The Federal Housing Administration (FHA) will be allowed to purchase mortgages from banks and other lenders on properties up to 4 residential units with higher loan amounts in so-called high-price regions of the country, including 14 counties in California, for the rest of 2008.
HUD is also allowing “Jumbo-Conforming” mortgages with amounts to $729,750 for single residences to be purchased by Freddie Mac and Fannie Mae, two other Government Sponsored Enterprises (GSEs) that buy so-called conventional mortgages. ‘Freddie and Fannie’s’ mandate is to buy mortgages that meet stricter qualification criteria from banks and other lenders, and so have slightly lower interest rates than ‘jumbo’ mortgages.
The relief is needed because the credit squeeze was caused by rising loan defaults on jumbo loans that had very easy qualification criteria, such as not requiring any verification of income. This boosted jumbo mortgage rates more than 1 percent above conforming loan rates, restricting home sales in California’s high-priced regions that include Santa Barbara, Ventura and Los Angeles counties.
The new “jumbo-conforming” loans are designed to ease the jumbo credit crunch by allowing the AAA credit-rated Freddie Mac and Fannie Mae into the jumbo mortgage market. Maximum loan-to-value on the new jumbo-conforming loan products will be 90% for fixed rates and 80 percent for ARMs. One to four units are allowed on FHA loans, with Fannie/Freddie allowing only single residential units. Fannie/Freddie jumbo-conforming loans will also add 0.25 percent to the rate of normal conforming loans (those with the current $417,000 maximum loan) that Fannie/Freddie will also continue to buy.
We still offer ‘super jumbo’ stated income loans to $3 million, even with negatively-amortized teaser rates, to 80 percent loan-to-value (ltv). Credit standards are being tightened along with reduced loan-to-values for super-jumbo fixed rates with some programs only allowing a 75 percent maximum ltv.
A federal government working task force led my Treasury Secretary Paulson is also recommending that all states should implement strong nationwide licensing standards for mortgage brokers—already the case in California. Other recommendations designed to boost confidence in the mortgage industry are:
• Federal and state regulators should strengthen and make consistent government
oversight of entities that originate and fund mortgages and otherwise interface
with customers in the mortgage origination process.

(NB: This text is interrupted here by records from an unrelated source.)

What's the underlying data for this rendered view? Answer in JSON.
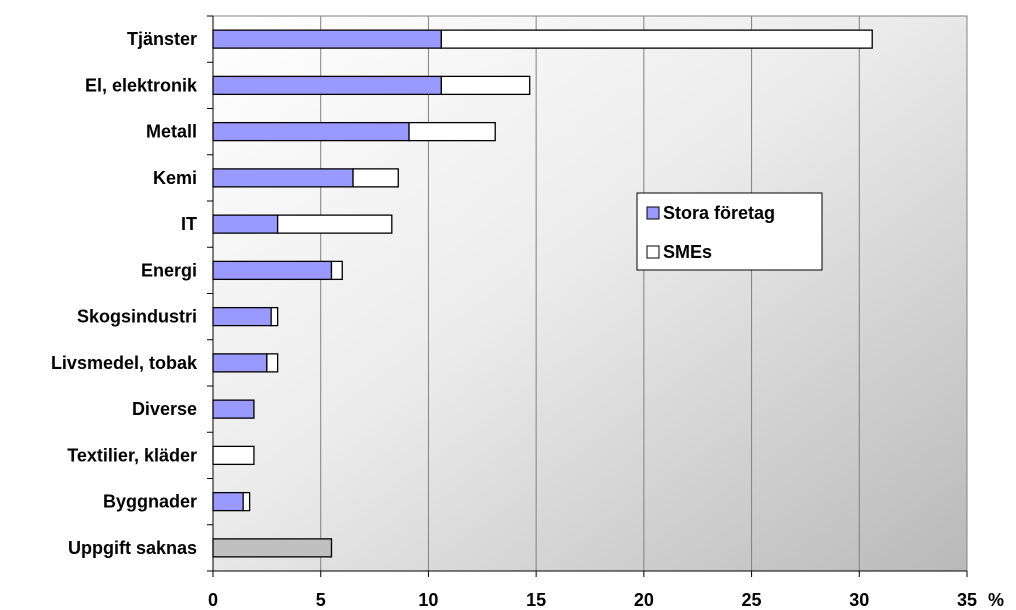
{
  "chart_data": {
    "type": "bar",
    "orientation": "horizontal",
    "stacked": true,
    "title": "",
    "xlabel": "",
    "x_unit": "%",
    "ylabel": "",
    "xlim": [
      0,
      35
    ],
    "x_ticks": [
      0,
      5,
      10,
      15,
      20,
      25,
      30,
      35
    ],
    "grid": "vertical",
    "legend_position": "right-center",
    "categories": [
      "Tjänster",
      "El, elektronik",
      "Metall",
      "Kemi",
      "IT",
      "Energi",
      "Skogsindustri",
      "Livsmedel, tobak",
      "Diverse",
      "Textilier, kläder",
      "Byggnader",
      "Uppgift saknas"
    ],
    "series": [
      {
        "name": "Stora företag",
        "color": "#9999ff",
        "values": [
          10.6,
          10.6,
          9.1,
          6.5,
          3.0,
          5.5,
          2.7,
          2.5,
          1.9,
          0,
          1.4,
          0
        ]
      },
      {
        "name": "SMEs",
        "color": "#ffffff",
        "values": [
          20.0,
          4.1,
          4.0,
          2.1,
          5.3,
          0.5,
          0.3,
          0.5,
          0,
          1.9,
          0.3,
          0
        ]
      },
      {
        "name": "",
        "color": "#c0c0c0",
        "values": [
          0,
          0,
          0,
          0,
          0,
          0,
          0,
          0,
          0,
          0,
          0,
          5.5
        ]
      }
    ]
  }
}
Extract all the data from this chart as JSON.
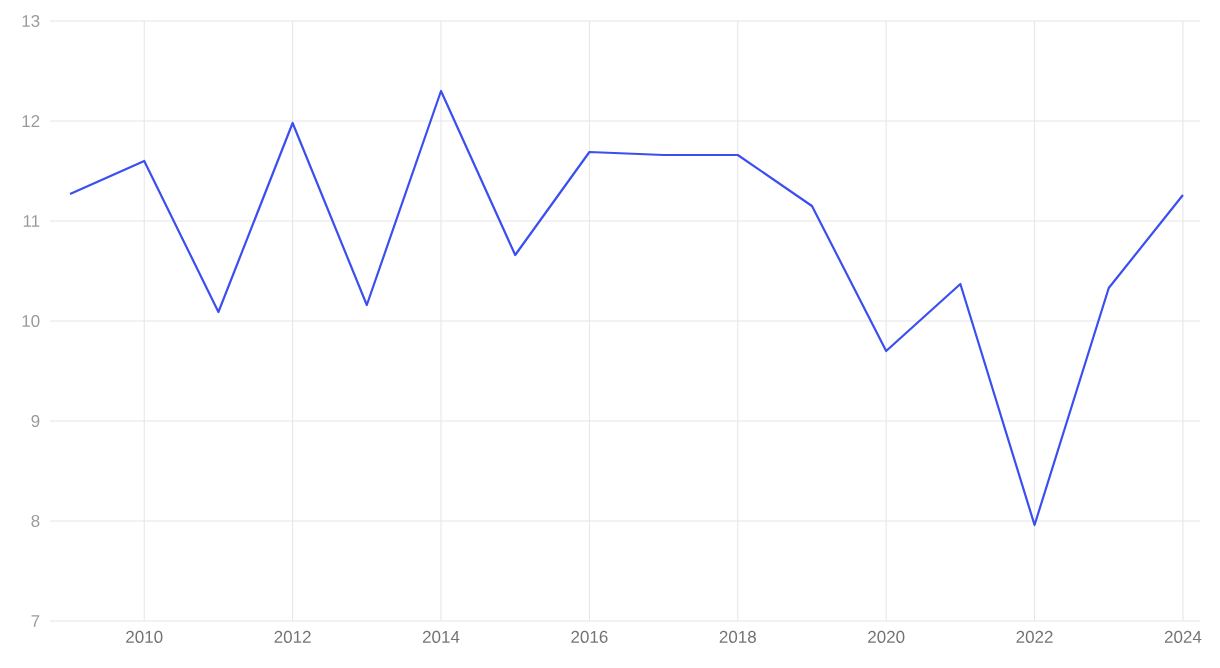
{
  "chart_data": {
    "type": "line",
    "x": [
      2009,
      2010,
      2011,
      2012,
      2013,
      2014,
      2015,
      2016,
      2017,
      2018,
      2019,
      2020,
      2021,
      2022,
      2023,
      2024
    ],
    "series": [
      {
        "color": "#3b4ff0",
        "values": [
          11.27,
          11.6,
          10.09,
          11.98,
          10.16,
          12.3,
          10.66,
          11.69,
          11.66,
          11.66,
          11.15,
          9.7,
          10.37,
          7.96,
          10.33,
          11.26
        ]
      }
    ],
    "xlim": [
      2008.73,
      2024.23
    ],
    "ylim": [
      7,
      13
    ],
    "xticks": [
      2010,
      2012,
      2014,
      2016,
      2018,
      2020,
      2022,
      2024
    ],
    "yticks": [
      7,
      8,
      9,
      10,
      11,
      12,
      13
    ],
    "grid": true
  }
}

• The Federal Reserve should issue stronger consumer protection rules and mandate enhanced consumer protection disclosures, including disclosures that would make affordability over the life of the mortgage more transparent and that wouldfacilitate comparison of the terms with those of alternative products.
"Everyone wants to treat all ARMS as a toxic product, but they're not," said Keith Gumbinger, vice president of HSH Associates.com. "ARMs have almost a 30-year history and there are times they can be very valuable ... in the proper application of the product."
By definition, ARMs have interest rates that change at set intervals, depending on the type of mortgage. The five-year ARM, often referred to as a 5-1, is among the most popular ARMs. Payments are fixed for the first five years of the mortgage, at a rate below the prevailing 30-year loan. At the start of the sixth year the interest rate is reset based on an index that varies from lender to lender; generally any movement is capped at 2 percentage points per adjustment and there are usually lifetime caps as well.
These types of mortgages are at the heart of much of the housing turmoil that is now rocking the U.S. economy. Many consumers who took out adjustable-rate mortgages at the turn of the century when interest rates were at historic lows saw their monthly payments surge, sometimes doubling, when their mortgages reset.
Thanks to the Federal Reserve's successive interest-rate decreases since September, Treasury-indexed adjustable-rate loans of 4.85% made in March 2003 are resetting at 4.41% for the next year. ARM borrowers are getting a valuable reprieve, which gives us reason to believe the credit crunch may be over sooner rather than later.